The CVT is the basic credential and the most universally sought and recognized. Vet techs may pursue other adjunct or advanced certifications. A subset of technicians nationwide pursue Veterinary Technician Specialist (VTS) credentialing in a specialty area. Some professionals become “Fear-Free Certified”. This denotes expertise in making the vet’s office experience – including any necessary restraints – less difficult from the perspective of the animal patient.
Montana Veterinary Practices
Veterinary practices are a varied set. Some practices see just about anything that doesn’t have two legs and a pair of opposable thumbs. In urban areas – including Montana’s larger cities – specialized practices are common. Some limit their services to particular types of animals. Some practices provide after-hour emergency services for a number of providers. The following are among Montana’s clinics and animal hospitals:
• Cats on Broadway (on West Broadway in Missoula): A feline-only practice.
• Southgate Animal Hospital in Missoula: a “full-service” animal hospital serving cats, dogs, birds, and exotics.
• Pet Emergency Center in Missoula: an urgent care and emergency facility.
• Baxter Creek Veterinary Services: an animal hospital with a wide variety of services, including 24-hour emergency service and acupuncture and other holistic care.
• Moore Lane Veterinary: part of the four-hospital Yellowstone Valley Veterinary network operating in the Billings area, the facility patients are directed to for their after-hour needs.

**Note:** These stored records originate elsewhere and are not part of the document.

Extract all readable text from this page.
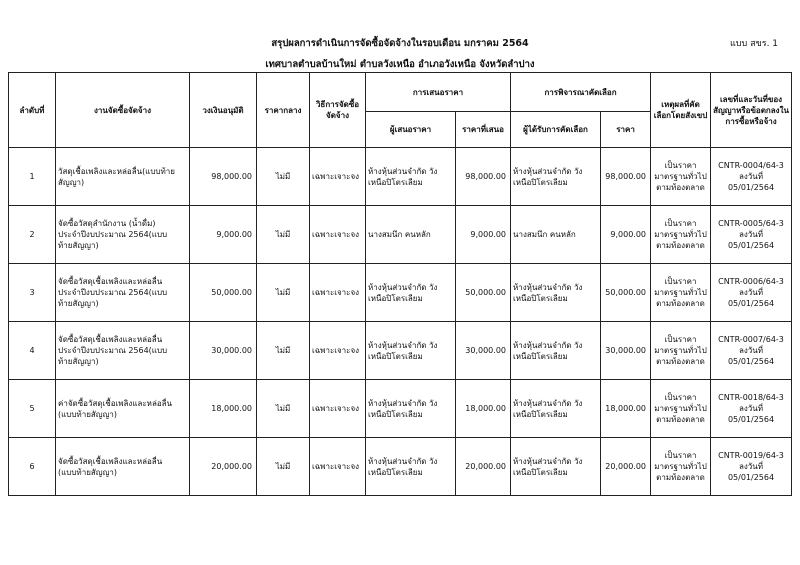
สรุปผลการดำเนินการจัดซื้อจัดจ้างในรอบเดือน มกราคม 2564	แบบ สขร. 1
เทศบาลตำบลบ้านใหม่ ตำบลวังเหนือ อำเภอวังเหนือ จังหวัดลำปาง
ลำดับที่	งานจัดซื้อจัดจ้าง	วงเงินอนุมัติ	ราคากลาง	วิธีการจัดซื้อจัดจ้าง	การเสนอราคา		การพิจารณาคัดเลือก		เหตุผลที่คัดเลือกโดยสังเขป	เลขที่และวันที่ของสัญญาหรือข้อตกลงในการซื้อหรือจ้าง
					ผู้เสนอราคา	ราคาที่เสนอ	ผู้ได้รับการคัดเลือก	ราคา		
1	วัสดุเชื้อเพลิงและหล่อลื่น(แบบท้าย
สัญญา)	98,000.00	ไม่มี	เฉพาะเจาะจง	ห้างหุ้นส่วนจำกัด วัง
เหนือปิโตรเลียม	98,000.00	ห้างหุ้นส่วนจำกัด วัง
เหนือปิโตรเลียม	98,000.00	เป็นราคา
มาตรฐานทั่วไป
ตามท้องตลาด	CNTR-0004/64-3
ลงวันที่
05/01/2564
2	จัดซื้อวัสดุสำนักงาน (น้ำดื่ม)
ประจำปีงบประมาณ 2564(แบบ
ท้ายสัญญา)	9,000.00	ไม่มี	เฉพาะเจาะจง	นางสมนึก คนหลัก	9,000.00	นางสมนึก คนหลัก	9,000.00	เป็นราคา
มาตรฐานทั่วไป
ตามท้องตลาด	CNTR-0005/64-3
ลงวันที่
05/01/2564
3	จัดซื้อวัสดุเชื้อเพลิงและหล่อลื่น
ประจำปีงบประมาณ 2564(แบบ
ท้ายสัญญา)	50,000.00	ไม่มี	เฉพาะเจาะจง	ห้างหุ้นส่วนจำกัด วัง
เหนือปิโตรเลียม	50,000.00	ห้างหุ้นส่วนจำกัด วัง
เหนือปิโตรเลียม	50,000.00	เป็นราคา
มาตรฐานทั่วไป
ตามท้องตลาด	CNTR-0006/64-3
ลงวันที่
05/01/2564
4	จัดซื้อวัสดุเชื้อเพลิงและหล่อลื่น
ประจำปีงบประมาณ 2564(แบบ
ท้ายสัญญา)	30,000.00	ไม่มี	เฉพาะเจาะจง	ห้างหุ้นส่วนจำกัด วัง
เหนือปิโตรเลียม	30,000.00	ห้างหุ้นส่วนจำกัด วัง
เหนือปิโตรเลียม	30,000.00	เป็นราคา
มาตรฐานทั่วไป
ตามท้องตลาด	CNTR-0007/64-3
ลงวันที่
05/01/2564
5	ค่าจัดซื้อวัสดุเชื้อเพลิงและหล่อลื่น
(แบบท้ายสัญญา)	18,000.00	ไม่มี	เฉพาะเจาะจง	ห้างหุ้นส่วนจำกัด วัง
เหนือปิโตรเลียม	18,000.00	ห้างหุ้นส่วนจำกัด วัง
เหนือปิโตรเลียม	18,000.00	เป็นราคา
มาตรฐานทั่วไป
ตามท้องตลาด	CNTR-0018/64-3
ลงวันที่
05/01/2564
6	จัดซื้อวัสดุเชื้อเพลิงและหล่อลื่น
(แบบท้ายสัญญา)	20,000.00	ไม่มี	เฉพาะเจาะจง	ห้างหุ้นส่วนจำกัด วัง
เหนือปิโตรเลียม	20,000.00	ห้างหุ้นส่วนจำกัด วัง
เหนือปิโตรเลียม	20,000.00	เป็นราคา
มาตรฐานทั่วไป
ตามท้องตลาด	CNTR-0019/64-3
ลงวันที่
05/01/2564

• Montana Equine Medical and Surgical Center: a facility that offers services for horses and has several certified veterinary technicians on its support team.
Pima Medical Institute notes other possible work settings, including zoos and wildlife organizations, humane societies, and biotech companies and laboratories.
Preferred Qualifications Cited by Employers
Since Montana does not have licensing requirements, practices can be flexible in how they allow candidates to show that they have the requisite skill and education. Some have high expectations at the time of hire. There is some rural-urban divide, however, and some employers might not be surprised to find themselves needing to provide a lot of the training.
A scan of job postings in July 2019 turned up at least one employer with a strong preference for certification. Another noted that it was mandatory to have either veterinary technician education or prior veterinary technician experience. Yet another put “experienced” in all capital letters
Many practices, urban and rural, utilize veterinary assistants for their more basic tasks. One Montana practice recently sought an assistant or technician, listing only general traits like flexibility, positive attitude, and willingness to learn as mandatory — but noting that a year of prior experience would be nice to have.
Salary and Career Outlook
Long-term job projections are favorable. Montana veterinary technology has been projected to experience 27.3% occupational growth over the course of the 2016 to 2026 decade.
The average Montana veterinary technician salary was $15.18 an hour in 2018, or $31,580 for a full-time year-round schedule. This was a little lower than the national average. The range, however, was wide. Those at the 10th percentile made $23,980 while those at the 90th percentile made $39,780.